The ‘Yellow Zone’ refers to the area created by the so-called Yellow Wind which originates in the Gobi Desert in Central Asia and rushes through the Pacific region, including Japan and Korea. This phenomenon has defined a region of Asia, which has its own cultural territory. The area is called the ‘Yellow Zone’ because the fierce wind transports nature’s earth particles southeasterly and paints everything the color of earth. Oriental culture and spirit blossomed on this fertile land. The Oriental spirit encompasses the various cultural identities of the three major countries in the Far East: China, Korea and Japan.
Using only Burnt Umber and Light Ultramarine, Yun, Hyong-Keun harmonises his pigments with the natural color of the canvas. The results come close to Chinese ink brush paintings. The artist’s colors are symbolic depiction of the earth; umber represents earth, and blue the ocean. The balance of these colors varies according to the nature of the canvas, whether it is cotton, linen or paper. It is noticeable that Yun’s paintings contain no ‘form’ in the strict definition of the word. On the other hand, one can argue that a sense of form is created by the yellow-brown color that cuts the plane horizontally and vertically, selecting and dividing the space. The crucial element in Yun’s art, however, is not the concept of space, but the concept of time.

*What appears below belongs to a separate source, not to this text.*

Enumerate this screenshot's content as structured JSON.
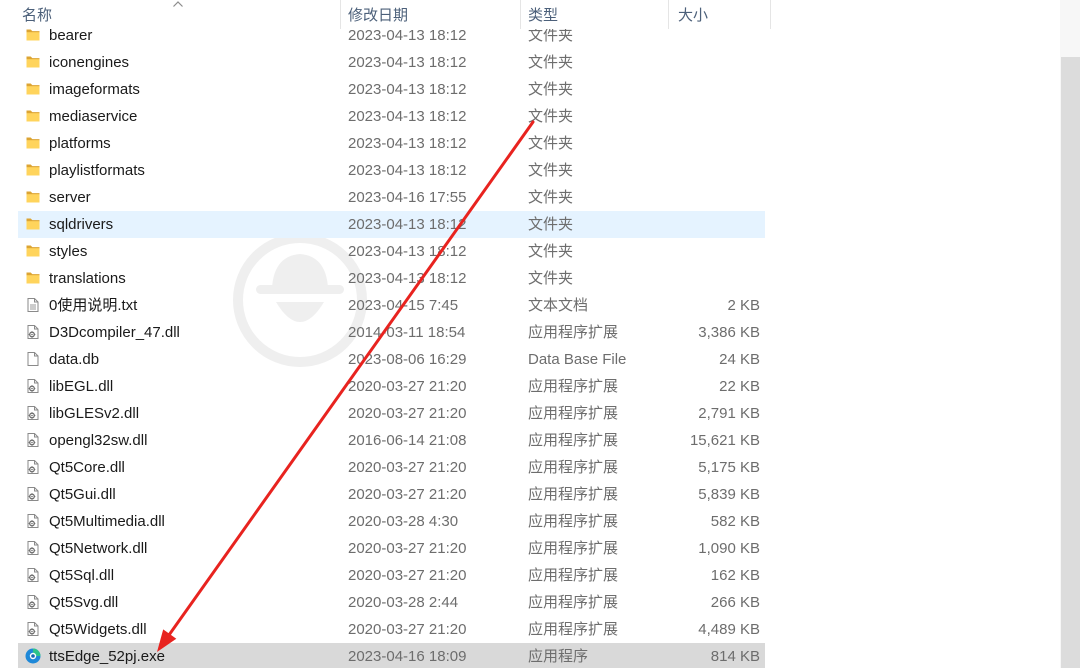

Yun, Hyong-Keun’s paintings will forever remain as evidence of ‘being’, in time and space, a living existence that changes face with the passage of time. Some criticize this evolution in his work as a weakness; however, this very transformation makes his art most interesting and unique. The two powerful black columns boldly slashing the canvas will gradually come together to form a monolithic column. The stretch of time as these two become one is the evidence of life, and may be Yun’s ultimate philosophy of nature and art.